2012-08-06 23:22
Hay gente que es muy de bolsos. Yo, personalmente, soy más de mochila. Sin embargo, en los sitios de vacaciones no existen las clases sociales en cuestión de bolsos: una persona, un bolso. Van desde los mínimos que sirven estrictamente para colgarse el móvil del cuello y poder mandar whatsapp sin mirar hasta los bolsos-cabás que se lleva uno a la playa y donde cabe la sombrilla, la nevera, y el pequeño de la casa si es que se pone excesivamente penoso.

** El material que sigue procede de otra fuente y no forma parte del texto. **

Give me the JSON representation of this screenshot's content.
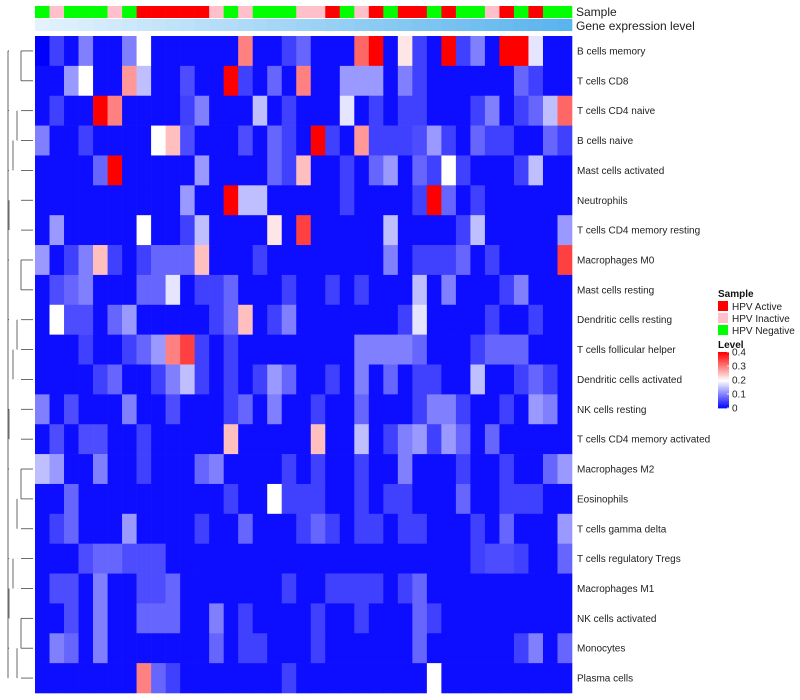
{
  "chart_data": {
    "type": "heatmap",
    "title": "",
    "annotation_tracks": [
      "Sample",
      "Gene expression level"
    ],
    "rows": [
      "B cells memory",
      "T cells CD8",
      "T cells CD4 naive",
      "B cells naive",
      "Mast cells activated",
      "Neutrophils",
      "T cells CD4 memory resting",
      "Macrophages M0",
      "Mast cells resting",
      "Dendritic cells resting",
      "T cells follicular helper",
      "Dendritic cells activated",
      "NK cells resting",
      "T cells CD4 memory activated",
      "Macrophages M2",
      "Eosinophils",
      "T cells gamma delta",
      "T cells regulatory  Tregs",
      "Macrophages M1",
      "NK cells activated",
      "Monocytes",
      "Plasma cells"
    ],
    "sample_groups": [
      "HPV Negative",
      "HPV Inactive",
      "HPV Negative",
      "HPV Negative",
      "HPV Negative",
      "HPV Inactive",
      "HPV Negative",
      "HPV Active",
      "HPV Active",
      "HPV Active",
      "HPV Active",
      "HPV Active",
      "HPV Inactive",
      "HPV Negative",
      "HPV Inactive",
      "HPV Negative",
      "HPV Negative",
      "HPV Negative",
      "HPV Inactive",
      "HPV Inactive",
      "HPV Active",
      "HPV Negative",
      "HPV Inactive",
      "HPV Active",
      "HPV Negative",
      "HPV Active",
      "HPV Active",
      "HPV Negative",
      "HPV Active",
      "HPV Negative",
      "HPV Negative",
      "HPV Inactive",
      "HPV Active",
      "HPV Negative",
      "HPV Active",
      "HPV Negative",
      "HPV Negative"
    ],
    "expression_gradient": [
      "#e3f2fd",
      "#5ab4ee"
    ],
    "values": [
      [
        0.0,
        0.05,
        0.01,
        0.1,
        0.01,
        0.01,
        0.1,
        0.2,
        0.01,
        0.01,
        0.01,
        0.01,
        0.01,
        0.01,
        0.3,
        0.01,
        0.01,
        0.05,
        0.08,
        0.01,
        0.01,
        0.01,
        0.32,
        0.4,
        0.01,
        0.22,
        0.05,
        0.01,
        0.4,
        0.05,
        0.1,
        0.01,
        0.4,
        0.4,
        0.18,
        0.01,
        0.01
      ],
      [
        0.01,
        0.01,
        0.12,
        0.2,
        0.01,
        0.01,
        0.28,
        0.15,
        0.01,
        0.01,
        0.06,
        0.01,
        0.01,
        0.4,
        0.05,
        0.01,
        0.08,
        0.01,
        0.3,
        0.01,
        0.01,
        0.12,
        0.12,
        0.12,
        0.01,
        0.1,
        0.05,
        0.01,
        0.01,
        0.01,
        0.01,
        0.01,
        0.01,
        0.08,
        0.05,
        0.01,
        0.01
      ],
      [
        0.01,
        0.05,
        0.01,
        0.01,
        0.4,
        0.3,
        0.01,
        0.01,
        0.01,
        0.01,
        0.05,
        0.1,
        0.01,
        0.01,
        0.01,
        0.15,
        0.01,
        0.05,
        0.01,
        0.01,
        0.01,
        0.18,
        0.01,
        0.05,
        0.01,
        0.05,
        0.05,
        0.01,
        0.01,
        0.01,
        0.05,
        0.1,
        0.01,
        0.05,
        0.08,
        0.15,
        0.32
      ],
      [
        0.1,
        0.01,
        0.01,
        0.05,
        0.01,
        0.01,
        0.01,
        0.01,
        0.2,
        0.25,
        0.06,
        0.01,
        0.01,
        0.01,
        0.06,
        0.01,
        0.08,
        0.05,
        0.01,
        0.4,
        0.05,
        0.01,
        0.28,
        0.05,
        0.05,
        0.05,
        0.06,
        0.12,
        0.05,
        0.01,
        0.08,
        0.05,
        0.05,
        0.01,
        0.01,
        0.08,
        0.05
      ],
      [
        0.01,
        0.01,
        0.01,
        0.01,
        0.08,
        0.4,
        0.01,
        0.01,
        0.01,
        0.01,
        0.01,
        0.12,
        0.01,
        0.01,
        0.01,
        0.01,
        0.08,
        0.05,
        0.25,
        0.01,
        0.01,
        0.05,
        0.01,
        0.08,
        0.12,
        0.01,
        0.08,
        0.05,
        0.2,
        0.05,
        0.01,
        0.01,
        0.01,
        0.05,
        0.15,
        0.01,
        0.01
      ],
      [
        0.01,
        0.01,
        0.01,
        0.01,
        0.01,
        0.01,
        0.01,
        0.01,
        0.01,
        0.01,
        0.12,
        0.01,
        0.01,
        0.4,
        0.15,
        0.15,
        0.01,
        0.01,
        0.01,
        0.01,
        0.01,
        0.05,
        0.01,
        0.01,
        0.01,
        0.01,
        0.05,
        0.4,
        0.08,
        0.01,
        0.05,
        0.01,
        0.01,
        0.01,
        0.01,
        0.01,
        0.01
      ],
      [
        0.01,
        0.12,
        0.01,
        0.01,
        0.01,
        0.01,
        0.01,
        0.2,
        0.01,
        0.01,
        0.05,
        0.15,
        0.01,
        0.01,
        0.01,
        0.01,
        0.22,
        0.01,
        0.35,
        0.01,
        0.01,
        0.01,
        0.01,
        0.01,
        0.15,
        0.01,
        0.01,
        0.01,
        0.01,
        0.05,
        0.15,
        0.01,
        0.01,
        0.01,
        0.01,
        0.01,
        0.12
      ],
      [
        0.12,
        0.01,
        0.05,
        0.1,
        0.25,
        0.05,
        0.01,
        0.05,
        0.08,
        0.08,
        0.08,
        0.25,
        0.01,
        0.01,
        0.01,
        0.05,
        0.01,
        0.01,
        0.01,
        0.01,
        0.01,
        0.01,
        0.01,
        0.01,
        0.1,
        0.01,
        0.05,
        0.05,
        0.05,
        0.08,
        0.01,
        0.05,
        0.01,
        0.01,
        0.01,
        0.01,
        0.35
      ],
      [
        0.01,
        0.06,
        0.08,
        0.1,
        0.01,
        0.01,
        0.01,
        0.08,
        0.08,
        0.18,
        0.01,
        0.05,
        0.05,
        0.08,
        0.01,
        0.01,
        0.01,
        0.05,
        0.01,
        0.01,
        0.05,
        0.01,
        0.05,
        0.01,
        0.01,
        0.01,
        0.15,
        0.01,
        0.1,
        0.01,
        0.01,
        0.01,
        0.05,
        0.1,
        0.01,
        0.01,
        0.01
      ],
      [
        0.01,
        0.2,
        0.06,
        0.06,
        0.01,
        0.08,
        0.12,
        0.01,
        0.01,
        0.01,
        0.01,
        0.01,
        0.05,
        0.08,
        0.25,
        0.01,
        0.05,
        0.1,
        0.01,
        0.01,
        0.01,
        0.01,
        0.01,
        0.01,
        0.01,
        0.05,
        0.18,
        0.01,
        0.01,
        0.01,
        0.01,
        0.05,
        0.01,
        0.01,
        0.05,
        0.01,
        0.01
      ],
      [
        0.01,
        0.01,
        0.01,
        0.05,
        0.01,
        0.01,
        0.05,
        0.08,
        0.12,
        0.3,
        0.35,
        0.05,
        0.01,
        0.05,
        0.01,
        0.01,
        0.01,
        0.01,
        0.01,
        0.01,
        0.01,
        0.01,
        0.1,
        0.1,
        0.1,
        0.1,
        0.08,
        0.01,
        0.01,
        0.01,
        0.05,
        0.08,
        0.08,
        0.08,
        0.01,
        0.01,
        0.01
      ],
      [
        0.01,
        0.01,
        0.01,
        0.01,
        0.05,
        0.08,
        0.01,
        0.01,
        0.05,
        0.1,
        0.15,
        0.05,
        0.01,
        0.05,
        0.01,
        0.05,
        0.12,
        0.08,
        0.01,
        0.01,
        0.05,
        0.01,
        0.1,
        0.01,
        0.08,
        0.01,
        0.05,
        0.05,
        0.01,
        0.01,
        0.15,
        0.01,
        0.01,
        0.05,
        0.08,
        0.05,
        0.01
      ],
      [
        0.1,
        0.01,
        0.06,
        0.01,
        0.01,
        0.01,
        0.1,
        0.01,
        0.01,
        0.06,
        0.01,
        0.01,
        0.01,
        0.05,
        0.08,
        0.01,
        0.1,
        0.01,
        0.01,
        0.05,
        0.01,
        0.01,
        0.08,
        0.01,
        0.01,
        0.01,
        0.05,
        0.1,
        0.1,
        0.05,
        0.01,
        0.01,
        0.05,
        0.01,
        0.12,
        0.1,
        0.01
      ],
      [
        0.01,
        0.06,
        0.01,
        0.06,
        0.06,
        0.01,
        0.01,
        0.05,
        0.01,
        0.01,
        0.01,
        0.01,
        0.01,
        0.25,
        0.01,
        0.01,
        0.01,
        0.01,
        0.01,
        0.25,
        0.01,
        0.01,
        0.15,
        0.01,
        0.05,
        0.1,
        0.12,
        0.05,
        0.12,
        0.08,
        0.01,
        0.08,
        0.01,
        0.01,
        0.01,
        0.01,
        0.01
      ],
      [
        0.15,
        0.12,
        0.01,
        0.01,
        0.1,
        0.01,
        0.01,
        0.05,
        0.01,
        0.01,
        0.01,
        0.08,
        0.1,
        0.01,
        0.01,
        0.01,
        0.01,
        0.05,
        0.01,
        0.05,
        0.01,
        0.01,
        0.05,
        0.01,
        0.01,
        0.1,
        0.01,
        0.01,
        0.01,
        0.05,
        0.01,
        0.01,
        0.05,
        0.01,
        0.01,
        0.08,
        0.12
      ],
      [
        0.01,
        0.01,
        0.08,
        0.01,
        0.01,
        0.01,
        0.01,
        0.01,
        0.01,
        0.01,
        0.01,
        0.01,
        0.01,
        0.05,
        0.01,
        0.01,
        0.2,
        0.05,
        0.05,
        0.05,
        0.01,
        0.01,
        0.05,
        0.01,
        0.05,
        0.05,
        0.01,
        0.01,
        0.01,
        0.08,
        0.01,
        0.01,
        0.05,
        0.05,
        0.05,
        0.01,
        0.01
      ],
      [
        0.01,
        0.05,
        0.08,
        0.01,
        0.01,
        0.01,
        0.12,
        0.01,
        0.01,
        0.01,
        0.01,
        0.05,
        0.01,
        0.01,
        0.08,
        0.01,
        0.01,
        0.01,
        0.05,
        0.08,
        0.05,
        0.01,
        0.05,
        0.05,
        0.01,
        0.05,
        0.05,
        0.01,
        0.01,
        0.01,
        0.05,
        0.01,
        0.08,
        0.01,
        0.01,
        0.01,
        0.12
      ],
      [
        0.01,
        0.01,
        0.01,
        0.06,
        0.08,
        0.08,
        0.06,
        0.06,
        0.06,
        0.01,
        0.01,
        0.01,
        0.01,
        0.01,
        0.01,
        0.01,
        0.01,
        0.01,
        0.01,
        0.01,
        0.01,
        0.01,
        0.01,
        0.01,
        0.01,
        0.01,
        0.01,
        0.01,
        0.01,
        0.01,
        0.05,
        0.06,
        0.06,
        0.05,
        0.01,
        0.01,
        0.08
      ],
      [
        0.01,
        0.06,
        0.06,
        0.01,
        0.1,
        0.01,
        0.01,
        0.06,
        0.06,
        0.08,
        0.01,
        0.01,
        0.01,
        0.01,
        0.01,
        0.01,
        0.01,
        0.05,
        0.01,
        0.01,
        0.05,
        0.05,
        0.05,
        0.05,
        0.01,
        0.05,
        0.08,
        0.01,
        0.01,
        0.01,
        0.01,
        0.01,
        0.01,
        0.01,
        0.01,
        0.01,
        0.01
      ],
      [
        0.01,
        0.01,
        0.06,
        0.01,
        0.1,
        0.01,
        0.01,
        0.08,
        0.08,
        0.08,
        0.01,
        0.01,
        0.1,
        0.01,
        0.05,
        0.01,
        0.01,
        0.01,
        0.01,
        0.05,
        0.01,
        0.01,
        0.05,
        0.01,
        0.01,
        0.01,
        0.08,
        0.05,
        0.01,
        0.01,
        0.01,
        0.01,
        0.01,
        0.01,
        0.01,
        0.01,
        0.01
      ],
      [
        0.01,
        0.1,
        0.08,
        0.01,
        0.1,
        0.01,
        0.01,
        0.01,
        0.01,
        0.01,
        0.01,
        0.01,
        0.08,
        0.01,
        0.05,
        0.05,
        0.01,
        0.01,
        0.01,
        0.05,
        0.01,
        0.01,
        0.01,
        0.01,
        0.01,
        0.01,
        0.08,
        0.01,
        0.01,
        0.01,
        0.01,
        0.01,
        0.01,
        0.05,
        0.1,
        0.01,
        0.08
      ],
      [
        0.01,
        0.01,
        0.01,
        0.01,
        0.01,
        0.01,
        0.01,
        0.3,
        0.08,
        0.05,
        0.01,
        0.01,
        0.01,
        0.01,
        0.01,
        0.01,
        0.01,
        0.05,
        0.01,
        0.01,
        0.01,
        0.01,
        0.01,
        0.01,
        0.01,
        0.01,
        0.01,
        0.2,
        0.01,
        0.01,
        0.01,
        0.01,
        0.01,
        0.01,
        0.01,
        0.01,
        0.01
      ]
    ],
    "row_dendrogram": [
      [
        3,
        4
      ],
      [
        2,
        3.5
      ],
      [
        15,
        16
      ],
      [
        17,
        18
      ],
      [
        19,
        20
      ],
      [
        12,
        13
      ],
      [
        9,
        10
      ],
      [
        7,
        8
      ],
      [
        0,
        1
      ],
      [
        5,
        6
      ]
    ],
    "legend": {
      "sample_title": "Sample",
      "sample_entries": [
        {
          "label": "HPV Active",
          "color": "#ff0000"
        },
        {
          "label": "HPV Inactive",
          "color": "#ffc0cb"
        },
        {
          "label": "HPV Negative",
          "color": "#00ff00"
        }
      ],
      "level_title": "Level",
      "level_ticks": [
        0,
        0.1,
        0.2,
        0.3,
        0.4
      ],
      "level_tick_labels": [
        "0",
        "0.1",
        "0.2",
        "0.3",
        "0.4"
      ],
      "level_range": [
        0,
        0.4
      ]
    },
    "colors": {
      "low": "#0000ff",
      "mid": "#ffffff",
      "high": "#ff0000",
      "mid_value": 0.2
    }
  }
}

Por supuesto, la tiranía de la media impone que se lleven, sobre todo, los bolsos pequeñitos, sobre todo entre la población masculina. Tamaño justo para llevar la novela, el móvil, las gafas de sol, un dinerillo por si surge la punzada del vermú a mediodía, e incluso si uno se empeña el Marca bien doblado en cuatro, que nunca se sabe cuando puede surgir una cola. Los mercadillos tienen un gran surtido de este tipo de bolsos, minimochilas o como diablos se llamen. Por alguna razón, las riñoneras han dejado de estar de moda después de que alguien se la viera a Georgie Dann.
También dentro de esos bolsos hay clases. Están los que están hábilmente compartimentados y los que permiten a unos compartimentos inmiscuirse en el resto, de forma que en cuanto que introduzcas alguna cosa que ocupe cierta cantidad de espacio, es imposible encontrar absolutamente nada. El mío, de la extinta marca Coronel Tapioca, es de estos. Se puede perder una cámara fotográfica debajo de unas llaves. Tal cosa, aparentemente imposible, sólo se puede explicar por una especial distorsión espaciotemporal creada por unas llaves y una moneda de 20 céntimos. Y esto está comprobado experimentalmente.